Characterisation of Lamp2-deficient rats for potential new animal model of Danon disease

  • Shuoyi Ma,
  • Miao Zhang,
  • Shuai Zhang,
  • Jing Wang,
  • Xia Zhou,
  • Guanya Guo,
  • Lu Wang,
  • Min Wang,
  • Zhengwu Peng,
  • Changcun Guo,
  • Xiaohong Zheng,
  • Xinmin Zhou,
  • Jingbo Wang,
  • Ying Han

DOI
https://doi.org/10.1038/s41598-018-24351-w
Journal volume & issue
Vol. 8, no. 1
pp. 1 – 9

Abstract

Read online

Abstract Danon disease (DD) is caused by the absence or malfunction of lysosomal-associated membrane protein 2 (LAMP2).
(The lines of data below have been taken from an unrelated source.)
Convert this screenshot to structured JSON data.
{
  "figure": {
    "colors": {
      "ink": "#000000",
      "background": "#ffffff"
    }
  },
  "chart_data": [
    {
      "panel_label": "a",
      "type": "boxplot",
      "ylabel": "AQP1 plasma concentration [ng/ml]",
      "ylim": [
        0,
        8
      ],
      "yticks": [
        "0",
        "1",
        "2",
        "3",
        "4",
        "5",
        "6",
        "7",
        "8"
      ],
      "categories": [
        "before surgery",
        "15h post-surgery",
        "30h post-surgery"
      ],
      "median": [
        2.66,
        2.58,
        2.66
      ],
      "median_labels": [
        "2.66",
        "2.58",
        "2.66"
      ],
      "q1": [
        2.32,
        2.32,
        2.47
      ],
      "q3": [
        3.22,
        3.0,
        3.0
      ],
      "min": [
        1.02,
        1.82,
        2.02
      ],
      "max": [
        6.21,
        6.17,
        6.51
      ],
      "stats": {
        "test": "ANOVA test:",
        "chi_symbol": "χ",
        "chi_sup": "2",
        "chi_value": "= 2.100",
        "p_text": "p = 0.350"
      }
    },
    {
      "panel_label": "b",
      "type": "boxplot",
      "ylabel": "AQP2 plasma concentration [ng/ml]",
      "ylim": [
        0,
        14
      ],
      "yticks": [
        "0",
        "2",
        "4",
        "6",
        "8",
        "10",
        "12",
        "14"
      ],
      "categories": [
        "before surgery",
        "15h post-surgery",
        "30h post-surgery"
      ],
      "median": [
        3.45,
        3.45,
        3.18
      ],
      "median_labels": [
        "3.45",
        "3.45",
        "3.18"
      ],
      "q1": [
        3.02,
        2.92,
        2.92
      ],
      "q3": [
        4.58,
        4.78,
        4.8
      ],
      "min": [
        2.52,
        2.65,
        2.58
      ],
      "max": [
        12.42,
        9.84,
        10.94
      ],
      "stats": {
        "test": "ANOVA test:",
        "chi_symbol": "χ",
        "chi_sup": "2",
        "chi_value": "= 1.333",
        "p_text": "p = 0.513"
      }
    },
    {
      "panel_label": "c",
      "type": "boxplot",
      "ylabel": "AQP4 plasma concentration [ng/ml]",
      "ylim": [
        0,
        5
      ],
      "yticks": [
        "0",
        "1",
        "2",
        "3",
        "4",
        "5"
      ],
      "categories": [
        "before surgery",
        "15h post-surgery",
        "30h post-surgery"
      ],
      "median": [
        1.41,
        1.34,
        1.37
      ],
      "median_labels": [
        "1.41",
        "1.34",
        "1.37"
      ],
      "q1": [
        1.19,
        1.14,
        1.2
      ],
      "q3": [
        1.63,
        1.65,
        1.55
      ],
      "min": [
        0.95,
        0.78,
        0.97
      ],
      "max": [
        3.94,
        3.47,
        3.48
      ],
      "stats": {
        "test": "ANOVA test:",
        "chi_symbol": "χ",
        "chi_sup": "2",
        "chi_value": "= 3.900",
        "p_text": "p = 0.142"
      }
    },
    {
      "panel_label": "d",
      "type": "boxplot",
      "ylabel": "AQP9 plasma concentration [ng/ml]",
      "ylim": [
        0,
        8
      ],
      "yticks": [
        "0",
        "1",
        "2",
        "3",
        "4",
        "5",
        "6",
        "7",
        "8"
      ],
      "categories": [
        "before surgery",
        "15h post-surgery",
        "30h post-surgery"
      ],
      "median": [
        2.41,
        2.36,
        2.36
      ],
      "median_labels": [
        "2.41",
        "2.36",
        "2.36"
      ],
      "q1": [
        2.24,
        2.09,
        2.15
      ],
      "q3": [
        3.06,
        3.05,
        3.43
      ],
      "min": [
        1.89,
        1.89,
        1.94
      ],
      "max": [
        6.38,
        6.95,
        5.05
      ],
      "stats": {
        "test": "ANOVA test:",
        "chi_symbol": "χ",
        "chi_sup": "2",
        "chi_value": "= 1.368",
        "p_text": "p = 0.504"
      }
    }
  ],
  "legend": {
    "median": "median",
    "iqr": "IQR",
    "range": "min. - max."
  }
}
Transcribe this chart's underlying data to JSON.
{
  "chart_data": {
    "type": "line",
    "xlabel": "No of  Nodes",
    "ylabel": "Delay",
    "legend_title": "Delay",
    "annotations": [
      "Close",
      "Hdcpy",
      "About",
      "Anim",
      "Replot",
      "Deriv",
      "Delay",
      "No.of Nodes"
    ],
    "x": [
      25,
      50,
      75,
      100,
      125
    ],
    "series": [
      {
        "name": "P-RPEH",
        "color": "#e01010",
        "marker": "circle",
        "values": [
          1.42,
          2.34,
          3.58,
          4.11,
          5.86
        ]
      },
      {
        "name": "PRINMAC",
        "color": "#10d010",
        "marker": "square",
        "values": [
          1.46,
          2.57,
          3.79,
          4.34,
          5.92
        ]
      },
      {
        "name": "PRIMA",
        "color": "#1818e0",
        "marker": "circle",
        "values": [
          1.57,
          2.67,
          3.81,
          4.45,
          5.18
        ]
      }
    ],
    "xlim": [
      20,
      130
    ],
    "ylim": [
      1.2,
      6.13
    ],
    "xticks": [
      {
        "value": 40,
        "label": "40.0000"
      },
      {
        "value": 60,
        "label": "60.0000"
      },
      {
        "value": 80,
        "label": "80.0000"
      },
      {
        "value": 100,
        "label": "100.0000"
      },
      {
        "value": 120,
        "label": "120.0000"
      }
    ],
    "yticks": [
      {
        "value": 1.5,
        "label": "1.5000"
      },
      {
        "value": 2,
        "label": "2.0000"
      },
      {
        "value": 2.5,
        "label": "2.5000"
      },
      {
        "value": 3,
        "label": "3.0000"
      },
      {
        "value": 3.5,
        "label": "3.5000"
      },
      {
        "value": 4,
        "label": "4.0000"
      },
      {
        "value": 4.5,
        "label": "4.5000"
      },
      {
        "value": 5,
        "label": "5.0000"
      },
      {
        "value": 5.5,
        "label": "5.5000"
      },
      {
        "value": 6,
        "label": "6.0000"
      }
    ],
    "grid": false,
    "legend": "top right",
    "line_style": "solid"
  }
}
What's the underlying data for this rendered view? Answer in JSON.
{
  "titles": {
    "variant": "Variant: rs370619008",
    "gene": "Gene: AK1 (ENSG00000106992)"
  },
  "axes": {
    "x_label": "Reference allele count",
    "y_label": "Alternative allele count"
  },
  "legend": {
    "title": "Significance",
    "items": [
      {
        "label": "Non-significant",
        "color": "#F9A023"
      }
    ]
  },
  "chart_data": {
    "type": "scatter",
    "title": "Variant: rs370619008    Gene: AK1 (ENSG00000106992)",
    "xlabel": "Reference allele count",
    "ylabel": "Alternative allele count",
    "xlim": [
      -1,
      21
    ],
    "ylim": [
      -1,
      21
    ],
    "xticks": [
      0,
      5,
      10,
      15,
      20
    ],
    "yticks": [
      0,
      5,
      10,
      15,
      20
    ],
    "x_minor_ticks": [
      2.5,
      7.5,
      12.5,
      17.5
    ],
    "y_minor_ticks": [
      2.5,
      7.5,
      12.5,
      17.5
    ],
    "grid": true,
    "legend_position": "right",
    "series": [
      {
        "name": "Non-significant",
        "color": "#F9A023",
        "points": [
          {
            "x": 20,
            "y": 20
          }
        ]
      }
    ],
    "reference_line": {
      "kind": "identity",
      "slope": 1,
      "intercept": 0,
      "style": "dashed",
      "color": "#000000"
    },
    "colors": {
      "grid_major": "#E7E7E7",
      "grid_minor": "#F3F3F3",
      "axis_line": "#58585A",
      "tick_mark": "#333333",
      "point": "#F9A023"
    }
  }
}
Although Lamp2-deficient mice and DD patients have similar characteristics, these mice have clear limitations and are clinically inconsistent. The aim of our paper is to outline the characteristics of Lamp2-deficient rats and to contrast this model with currently available DD mouse models. The baseline levels of some serum enzymes were elevated in Lamp2 y/− rats along with hypercholesterolemia and hyperglycaemia at 8 weeks. Echocardiography showed that IVSd (1.500 ± 0.071 vs. 2.200 ± 1.147, P < 0.01) and LVPWd (1.575 ± 0.063 vs. 1.850 ± 0.029, P < 0.01) were significantly increased, and GCS (−13.20 ± 0.4814 vs. −6.954 ± 0.665) and GRS (21.42 ± 1.807 vs. 7.788 ± 1.140) were sharply decreased. Meanwhile, substantial myocyte disruption, hypertrophic muscle fibres, interstitial fibrosis and microvascular hyperplasia could be observed in the heart tissue. Lamp2y/− rats also displayed abnormal behaviours in the open field and fear conditioning tests. Notably, Lamp2y/− rats manifested other system dysfunctions, such as retinopathy, chronic kidney injury and sterility. Based on these results, Lamp2-deficient rats exhibited greater similarity to DD patients in terms of onset and multisystem lesions than did mouse models, and these rats could be used as a valuable animal model for DD.